Le tri sélectif, "pas encore ancré dans les mentalités"
Autre élement d’explication : à l’autre bout de la chaîne, du côté des consommateurs, le tri sélectif laisse encore à désirer. "Il n’est pas encore ancré dans les mentalités, ce n’est toujours pas un réflexe pour eux, c’est pourquoi il faut continuer à communiquer sur la question", estime Jean-Charles Caudron.
À leur décharge, il faut dire que contrairement au verre, le tri du plastique est compliqué : à l’exception des habitants de quelques villes-tests, le consommateur n’est censé jeter dans la poubelle du plastique que les bouteilles et les flacons avec bouchon : bouteilles d'eau, flacons, tubes de dentifrice, etc. Inutile de jeter pots de yaourts et autres papiers films dans le fameux bac à cet effet. Pour aider les consommateurs à faire le tri, l’Ademe a d'ailleurs lancé le site quefairedemesdechets.fr.
Les raisons de ce casse-tête sont à chercher du côté de la composition de ce matériau. Le plastique n’est pas un matériau uniforme, il en existe des dizaines de sortes différentes, qu’il convient de séparer avant traitement, car il existe autant de technologies pour procéder à leur recyclage. Au fil des ans, les centres de tri et de traitement sont devenus plus performants. "Mais il faut davantage d’investissements de ce côté-là", estime Claude Solarz.
Patience, le tri sera bientôt plus aisé. Éco-Emballages, l'éco-organisme qui fait travailler ensemble collectivités locales et industriels du déchet, a annoncé un progrès important la semaine dernière : un quart des Français, soit plus de 15 millions de personnes, pourront trier tous leurs emballages plastiques, y compris pots de yaourt et sacs, mais il faudra attendre fin 2016. Et tout ce qui n'est pas emballages, comme les vaisselles jetables, resteront exclues de la mesure.
Des centres de tri "plus gros, mieux équipés, plus modernes"
"À terme, le but est de doubler le taux. On vise 45 à 50 % de taux de recyclage des emballages plastiques.
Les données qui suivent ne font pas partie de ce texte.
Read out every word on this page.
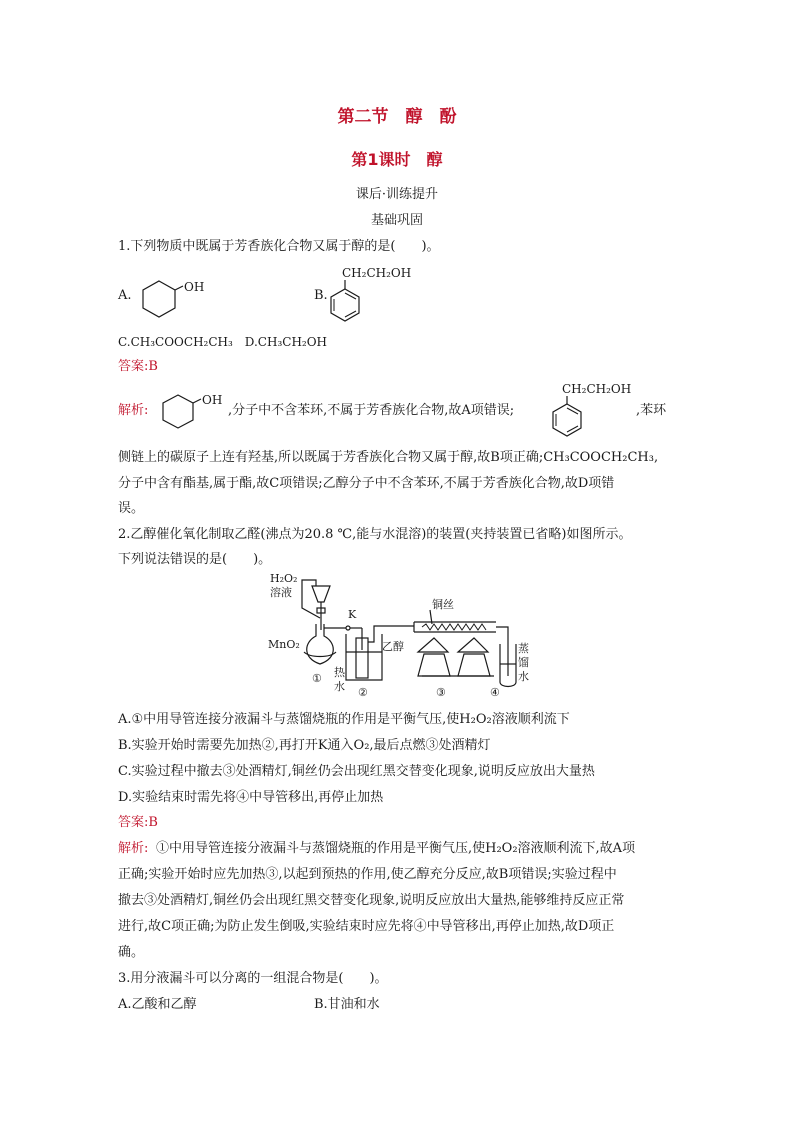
第二节　醇　酚
第1课时　醇
课后·训练提升
基础巩固
1.下列物质中既属于芳香族化合物又属于醇的是(　　)。
A.
OH
B.
CH₂CH₂OH
C.CH₃COOCH₂CH₃　D.CH₃CH₂OH
答案:B
解析:
OH
,分子中不含苯环,不属于芳香族化合物,故A项错误;
CH₂CH₂OH
,苯环
侧链上的碳原子上连有羟基,所以既属于芳香族化合物又属于醇,故B项正确;CH₃COOCH₂CH₃,
分子中含有酯基,属于酯,故C项错误;乙醇分子中不含苯环,不属于芳香族化合物,故D项错
误。
2.乙醇催化氧化制取乙醛(沸点为20.8 ℃,能与水混溶)的装置(夹持装置已省略)如图所示。
下列说法错误的是(　　)。
H₂O₂
溶液
K
铜丝
MnO₂	乙醇
热
水
蒸
馏
水
①
②	③	④
A.①中用导管连接分液漏斗与蒸馏烧瓶的作用是平衡气压,使H₂O₂溶液顺利流下
B.实验开始时需要先加热②,再打开K通入O₂,最后点燃③处酒精灯
C.实验过程中撤去③处酒精灯,铜丝仍会出现红黑交替变化现象,说明反应放出大量热
D.实验结束时需先将④中导管移出,再停止加热
答案:B
解析: ①中用导管连接分液漏斗与蒸馏烧瓶的作用是平衡气压,使H₂O₂溶液顺利流下,故A项
正确;实验开始时应先加热③,以起到预热的作用,使乙醇充分反应,故B项错误;实验过程中
撤去③处酒精灯,铜丝仍会出现红黑交替变化现象,说明反应放出大量热,能够维持反应正常
进行,故C项正确;为防止发生倒吸,实验结束时应先将④中导管移出,再停止加热,故D项正
确。
3.用分液漏斗可以分离的一组混合物是(　　)。
A.乙酸和乙醇	B.甘油和水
De 250 000 tonnes, on devrait passer à 500 000 tonnes d'ici à 2022," a indiqué Carlos De Los llanos, directeur du recyclage chez Éco-Emballages, à l’AFP. Il compte pour cela sur une réduction du nombre de centres de tri de 240 à une centaine, mais "plus gros, mieux équipés, plus modernes, pour pouvoir être plus efficaces".
La loi de transition énergétique, définitivement adoptée cet été, prévoit quant à elle l'interdiction des sacs plastiques à usage unique à partir de 2016, mais également celle de la vaisselle jetable en plastique à partir de 2020. Voilà qui devrait faire baisser la production de déchets plastiques.
Autre piste : agir en amont, au moment de la fabrication. "Il faut contraindre les industriels à penser à la fin de vie de leurs produits au moment de leur conception, afin qu’ils conçoivent des objets plus faciles à recycler", avance Claude Solarz, vice-président du groupe de recyclage Paprec. L’exemple du secteur automobile est intéressant : "Il y a 20 ans, les tableaux de bord étaient constitués de nombreux plastiques différents ; aujourd’hui, il y a une baisse drastique des variétés de plastique de cet élément, ce qui les rend plus faciles à valoriser par la suite, explique Jean-Charles Caudron.
De son côté, Claude Solarz recommande d’agir sur la fiscalité des déchets, par exemple en augmentant fortement la taxe générale sur les activités polluantes (TGAP), afin de contraindre les industriels à se prêter davantage au jeu.